The virus appears to be spreading in sexual networks, which differs from what was seen in previously reported outbreaks of monkeypox (outside of Africa), where risk was associated with travel to central or west Africa or various types of contact with individuals or animals from those locales. There is no evidence of transmission by food, but contaminated articles in the environment such as bedding are potential sources of the virus, Deresinski says.
Severe cases of monkeypox can occur, but “transmission of the virus requires close contact,” he says. “There is no evidence of aerosol transmission, as occurs with SARS-CoV-2, although it must be remembered that the smallpox virus, a close relative of monkeypox, was transmitted by aerosol.”
Deresinski points to the fact that in 2003, monkeypox was introduced into the U.S. through imports from Ghana of infected small mammals, such as Gambian giant rats, as pets. They infected prairie dogs, which also were sold as pets and, ultimately, this resulted in 37 confirmed transmissions to humans and 10 probable cases. A CDC investigation identified no cases of human-to-human transmission. Then, in 2021, a traveler flew from Nigeria to Dallas through Atlanta, developing skin lesions several days after arrival. Another CDC investigation yielded 223 contacts, although 85 percent were deemed to be at only minimal risk and the remainder at intermediate risk. No new cases were identified.

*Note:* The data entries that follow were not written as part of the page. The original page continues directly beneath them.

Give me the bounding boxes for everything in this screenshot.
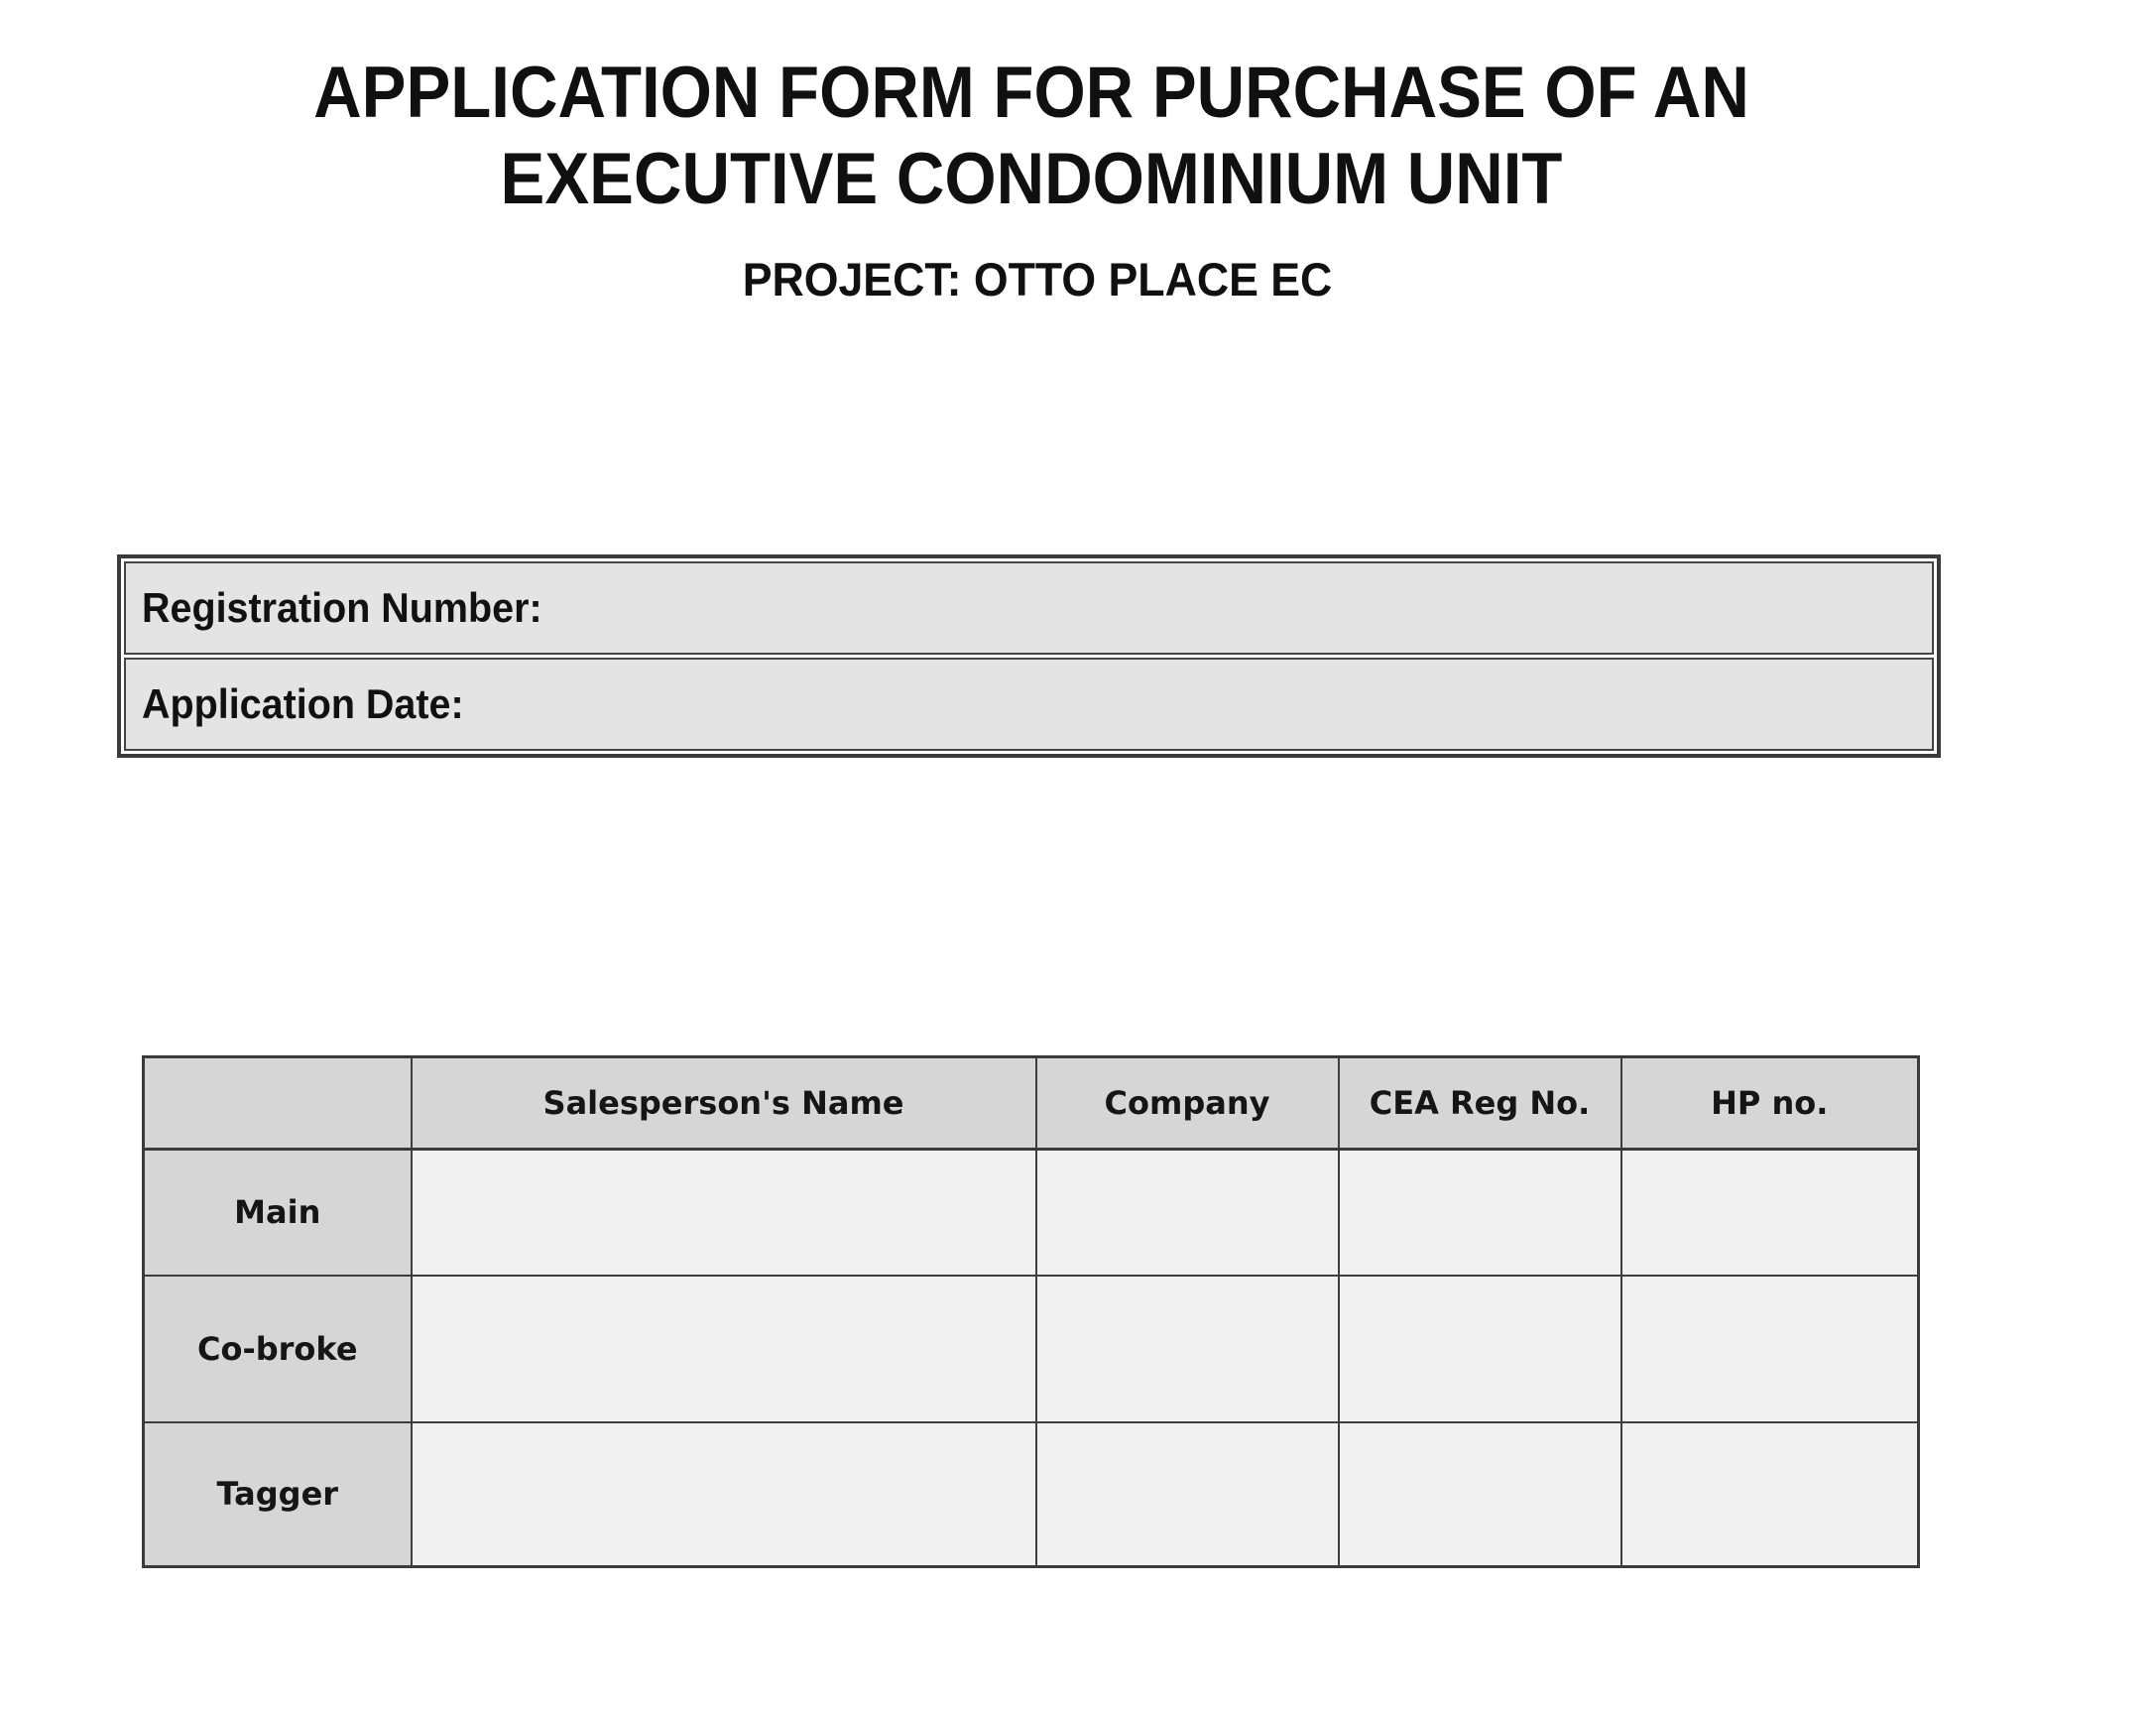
table-row-co-broke xyxy=(144,1276,1919,1422)
header-cell-salesperson-name: Salesperson's Name xyxy=(412,1057,1036,1150)
registration-number-row xyxy=(124,561,1934,655)
form-title-line-2: EXECUTIVE CONDOMINIUM UNIT xyxy=(500,139,1563,219)
main-salesperson-name-cell[interactable] xyxy=(412,1150,1036,1276)
table-row-tagger xyxy=(144,1422,1919,1567)
registration-box xyxy=(117,554,1941,758)
row-label-tagger: Tagger xyxy=(144,1422,412,1567)
header-cell-blank xyxy=(144,1057,412,1150)
application-date-label: Application Date: xyxy=(142,680,464,727)
co-broke-salesperson-name-cell[interactable] xyxy=(412,1276,1036,1422)
tagger-salesperson-name-cell[interactable] xyxy=(412,1422,1036,1567)
registration-number-value-field[interactable] xyxy=(567,563,1932,653)
salesperson-table-header-row xyxy=(144,1057,1919,1150)
co-broke-cea-reg-no-cell[interactable] xyxy=(1339,1276,1621,1422)
project-title: PROJECT: OTTO PLACE EC xyxy=(742,253,1333,306)
header-cell-company: Company xyxy=(1036,1057,1339,1150)
form-title xyxy=(82,50,1980,222)
header-cell-hp-no: HP no. xyxy=(1621,1057,1919,1150)
application-date-row xyxy=(124,658,1934,751)
application-date-value-field[interactable] xyxy=(484,660,1932,749)
tagger-company-cell[interactable] xyxy=(1036,1422,1339,1567)
tagger-hp-no-cell[interactable] xyxy=(1621,1422,1919,1567)
table-row-main xyxy=(144,1150,1919,1276)
main-company-cell[interactable] xyxy=(1036,1150,1339,1276)
registration-number-label: Registration Number: xyxy=(142,584,542,631)
main-cea-reg-no-cell[interactable] xyxy=(1339,1150,1621,1276)
co-broke-hp-no-cell[interactable] xyxy=(1621,1276,1919,1422)
row-label-co-broke: Co-broke xyxy=(144,1276,412,1422)
main-hp-no-cell[interactable] xyxy=(1621,1150,1919,1276)
co-broke-company-cell[interactable] xyxy=(1036,1276,1339,1422)
salesperson-table xyxy=(142,1055,1920,1568)
tagger-cea-reg-no-cell[interactable] xyxy=(1339,1422,1621,1567)
row-label-main: Main xyxy=(144,1150,412,1276)
form-title-line-1: APPLICATION FORM FOR PURCHASE OF AN xyxy=(313,53,1749,133)
header-cell-cea-reg-no: CEA Reg No. xyxy=(1339,1057,1621,1150)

How much should we be worried
But how serious of a threat is monkeypox this time around? “Right now, the risk to the general public is very low,” says Scott Roberts, an assistant professor and associate medical director of infection prevention at Yale School of Medicine. “Monkeypox is spread through direct contact with infected skin lesions or through close contact for a prolonged period of time with an infected person. It is much less transmissible than COVID-19.”

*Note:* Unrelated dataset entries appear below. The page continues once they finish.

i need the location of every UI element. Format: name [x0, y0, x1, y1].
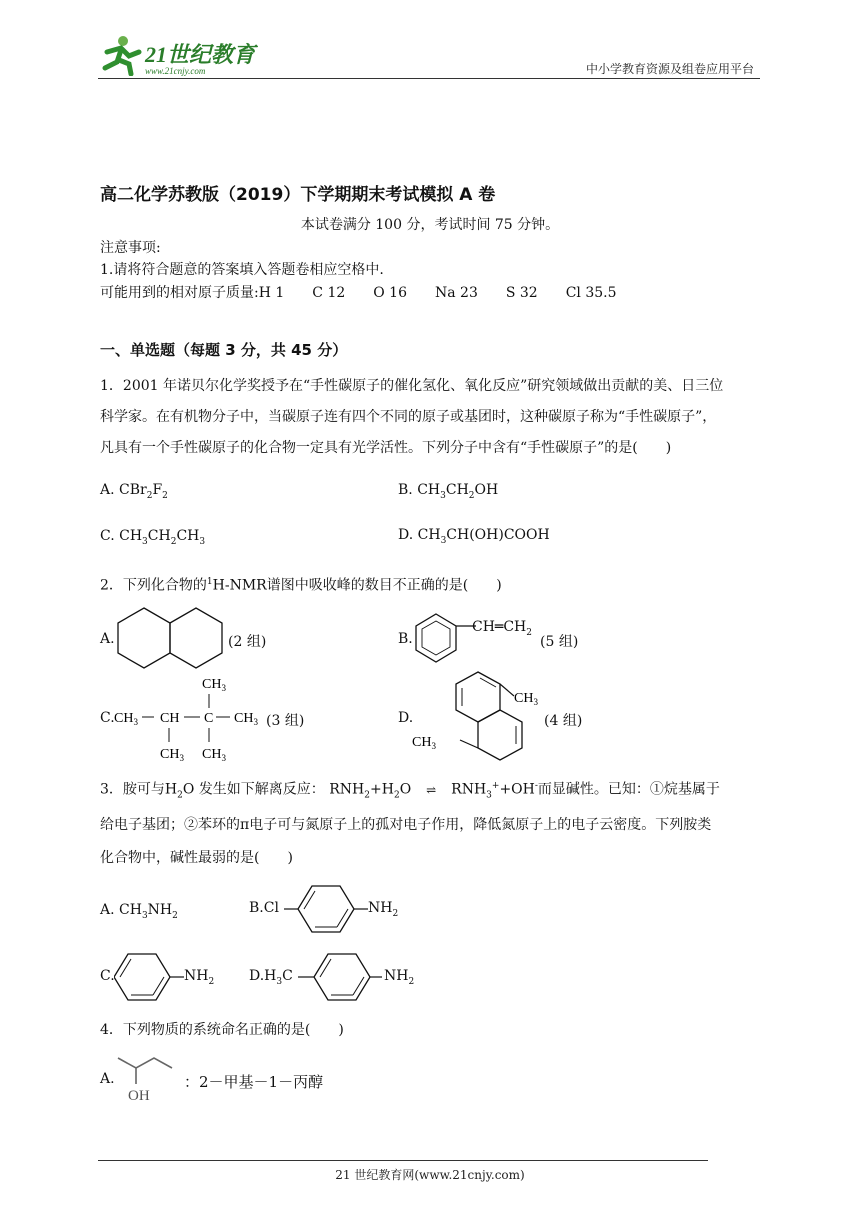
q4-option-a[interactable]: A. — [100, 1071, 115, 1087]
q3-stem-3: 化合物中，碱性最弱的是( ) — [100, 850, 293, 866]
trimethylbutane-structure — [112, 672, 272, 764]
q2-option-b-label[interactable]: B. — [398, 631, 413, 647]
svg-text:CH3: $CH_3$ — [114, 711, 138, 727]
q2-stem: 2．下列化合物的$^1$H-NMR谱图中吸收峰的数目不正确的是( ) — [100, 577, 502, 594]
q3-stem-1: 3．胺可与$H_2O$ 发生如下解离反应： $RNH_2+H_2O$ ⇌ $RNH_3^++OH^-$而显碱性。已知：①烷基属于 — [100, 781, 720, 801]
svg-text:CH3: $CH_3$ — [202, 677, 226, 693]
butanol-skeleton — [114, 1048, 184, 1104]
q2-option-d-note: (4 组) — [544, 713, 583, 729]
dimethylnaphthalene-structure — [410, 668, 550, 764]
decalin-structure — [114, 606, 234, 672]
q4-stem: 4．下列物质的系统命名正确的是( ) — [100, 1022, 344, 1038]
hydroxyl-label: OH — [128, 1088, 150, 1104]
svg-text:CH3: $CH_3$ — [160, 747, 184, 763]
toluidine-ring — [298, 950, 384, 1004]
q2-option-a-label[interactable]: A. — [100, 631, 115, 647]
q3-option-b-nh2: $NH_2$ — [368, 900, 399, 919]
q3-option-d-nh2: $NH_2$ — [384, 968, 415, 987]
svg-text:CH: CH — [160, 711, 180, 726]
q3-stem-2: 给电子基团；②苯环的π电子可与氮原子上的孤对电子作用，降低氮原子上的电子云密度。下列胺类 — [100, 817, 712, 833]
q1-option-a[interactable]: A. $CBr_2F_2$ — [100, 482, 168, 501]
svg-text:CH3: $CH_3$ — [412, 735, 436, 751]
svg-text:CH3: $CH_3$ — [514, 691, 538, 707]
notice-title: 注意事项: — [100, 240, 161, 256]
q3-option-d[interactable]: $D.H_3C$ — [249, 968, 293, 987]
q1-option-d[interactable]: D. $CH_3CH(OH)COOH$ — [398, 527, 550, 546]
q1-stem-1: 1．2001 年诺贝尔化学奖授予在“手性碳原子的催化氢化、氧化反应”研究领域做出贡献的美、日三位 — [100, 378, 724, 394]
header-divider — [98, 78, 760, 79]
svg-text:C: C — [204, 711, 214, 726]
platform-name: 中小学教育资源及组卷应用平台 — [585, 62, 754, 76]
styrene-group: $CH═CH_2$ — [472, 619, 533, 638]
svg-text:CH3: $CH_3$ — [202, 747, 226, 763]
q3-option-c-nh2: $NH_2$ — [184, 968, 215, 987]
svg-text:CH3: $CH_3$ — [234, 711, 258, 727]
q2-option-b-note: (5 组) — [540, 634, 579, 650]
q1-option-b[interactable]: B. $CH_3CH_2OH$ — [398, 482, 499, 501]
q2-option-c-note: (3 组) — [266, 713, 305, 729]
q2-option-d-label[interactable]: D. — [398, 710, 414, 726]
styrene-ring — [410, 612, 480, 664]
logo-url: www.21cnjy.com — [145, 66, 206, 76]
aniline-ring — [114, 950, 184, 1004]
q1-stem-2: 科学家。在有机物分子中，当碳原子连有四个不同的原子或基团时，这种碳原子称为“手性碳原子”， — [100, 409, 717, 425]
q2-option-a-note: (2 组) — [228, 634, 267, 650]
q3-option-a[interactable]: A. $CH_3NH_2$ — [100, 902, 178, 921]
q4-option-a-name: ：2－甲基－1－丙醇 — [184, 1073, 324, 1091]
section-title: 一、单选题（每题 3 分，共 45 分） — [100, 341, 348, 359]
footer-divider — [98, 1160, 708, 1161]
footer-text: 21 世纪教育网(www.21cnjy.com) — [335, 1168, 525, 1182]
runner-icon — [105, 36, 139, 74]
q3-option-b[interactable]: B.Cl — [249, 900, 279, 916]
q1-option-c[interactable]: C. $CH_3CH_2CH_3$ — [100, 528, 206, 547]
q3-option-c[interactable]: C. — [100, 968, 115, 984]
page-title: 高二化学苏教版（2019）下学期期末考试模拟 A 卷 — [100, 185, 496, 205]
chloroaniline-ring — [284, 882, 368, 936]
notice-item-1: 1.请将符合题意的答案填入答题卷相应空格中. — [100, 262, 384, 278]
q2-option-c-label[interactable]: C. — [100, 710, 115, 726]
atomic-masses: 可能用到的相对原子质量:H 1 C 12 O 16 Na 23 S 32 Cl 35.5 — [100, 285, 617, 301]
logo-text: 21世纪教育 — [145, 42, 256, 67]
site-logo — [95, 34, 260, 76]
exam-info: 本试卷满分 100 分，考试时间 75 分钟。 — [300, 217, 560, 233]
q1-stem-3: 凡具有一个手性碳原子的化合物一定具有光学活性。下列分子中含有“手性碳原子”的是( ) — [100, 440, 672, 456]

The monkeypox incubation period—the time from infection until the onset of symptoms—is typically seven to 14 days but can range from five to 21 days, compared with only three days for the Omicron variant of COVID-19. With such a long incubation, there is a larger window to conduct contact tracing and vaccinate people before symptoms appear, which can prevent infection or lessen the severity.

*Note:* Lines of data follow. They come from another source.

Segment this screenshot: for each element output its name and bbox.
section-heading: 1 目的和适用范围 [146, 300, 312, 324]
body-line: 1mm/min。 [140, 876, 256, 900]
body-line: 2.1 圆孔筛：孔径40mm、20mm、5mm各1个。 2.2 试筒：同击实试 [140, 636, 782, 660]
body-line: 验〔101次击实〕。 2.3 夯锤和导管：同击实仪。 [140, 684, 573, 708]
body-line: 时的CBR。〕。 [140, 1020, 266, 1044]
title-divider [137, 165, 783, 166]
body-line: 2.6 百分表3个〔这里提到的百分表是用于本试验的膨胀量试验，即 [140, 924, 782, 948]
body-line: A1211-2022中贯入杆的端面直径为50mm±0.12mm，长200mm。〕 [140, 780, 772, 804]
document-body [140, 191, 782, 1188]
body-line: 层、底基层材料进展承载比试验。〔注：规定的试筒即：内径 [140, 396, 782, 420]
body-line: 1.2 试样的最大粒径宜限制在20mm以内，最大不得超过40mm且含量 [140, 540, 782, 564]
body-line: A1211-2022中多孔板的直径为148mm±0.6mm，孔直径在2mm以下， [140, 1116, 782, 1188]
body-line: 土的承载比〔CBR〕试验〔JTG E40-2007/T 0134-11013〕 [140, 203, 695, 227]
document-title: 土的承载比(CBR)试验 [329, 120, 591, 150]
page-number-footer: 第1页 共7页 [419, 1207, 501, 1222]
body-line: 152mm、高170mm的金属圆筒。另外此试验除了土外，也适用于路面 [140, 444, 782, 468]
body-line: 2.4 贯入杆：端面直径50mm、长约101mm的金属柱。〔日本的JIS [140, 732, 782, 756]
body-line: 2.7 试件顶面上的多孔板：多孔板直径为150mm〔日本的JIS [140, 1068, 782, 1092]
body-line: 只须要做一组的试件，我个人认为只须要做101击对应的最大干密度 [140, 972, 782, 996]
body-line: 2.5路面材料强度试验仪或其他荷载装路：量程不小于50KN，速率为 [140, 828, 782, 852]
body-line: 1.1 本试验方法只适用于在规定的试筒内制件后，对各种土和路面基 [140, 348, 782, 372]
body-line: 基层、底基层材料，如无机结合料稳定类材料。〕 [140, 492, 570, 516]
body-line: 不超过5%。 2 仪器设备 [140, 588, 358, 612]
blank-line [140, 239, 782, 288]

But symptoms may present atypically or recognition may be delayed. “Ring vaccination works best with 100 percent adherence, and in the absence of a mandate, this is not achievable,” Roberts says.
At the outset of infection, symptoms include fever, chills, and fatigue. Several days later, a rash becomes noticeable, usually beginning on the face and spreading to other parts of the body, he says. The rash starts as flat lesions that raise and develop fluid, similar to manifestations of chickenpox. Once the rash scabs and falls off, a person is no longer contagious.
“It's an uncomfortable infection,” says Van Voorhis, the University of Washington School of Medicine professor. There may be swollen lymph nodes. Sores and rash are often limited to the genitals and areas around the mouth or rectum, suggesting intimate contact as the source of spread.
Symptoms of monkeypox usually last from two to four weeks. The WHO estimated that fatalities range from 3 to 6 percent. Although it’s believed to infect various animal species, including rodents and monkeys in west and central Africa, “the animal reservoir for the virus is unknown,” says Kanki, the Harvard T.H. Chan School of Public Health professor.
Too often, viruses originate in parts of the world that are too poor to grapple with them and may lack the resources to invest in vaccines and treatments. “This disease is endemic in central and west Africa, and it has basically been ignored until it jumped to the north and infected Europeans, Americans, and Canadians,” Van Voorhis says. “We have to do a better job in health care and prevention all over the world. This is the kind of thing that comes back to bite us.”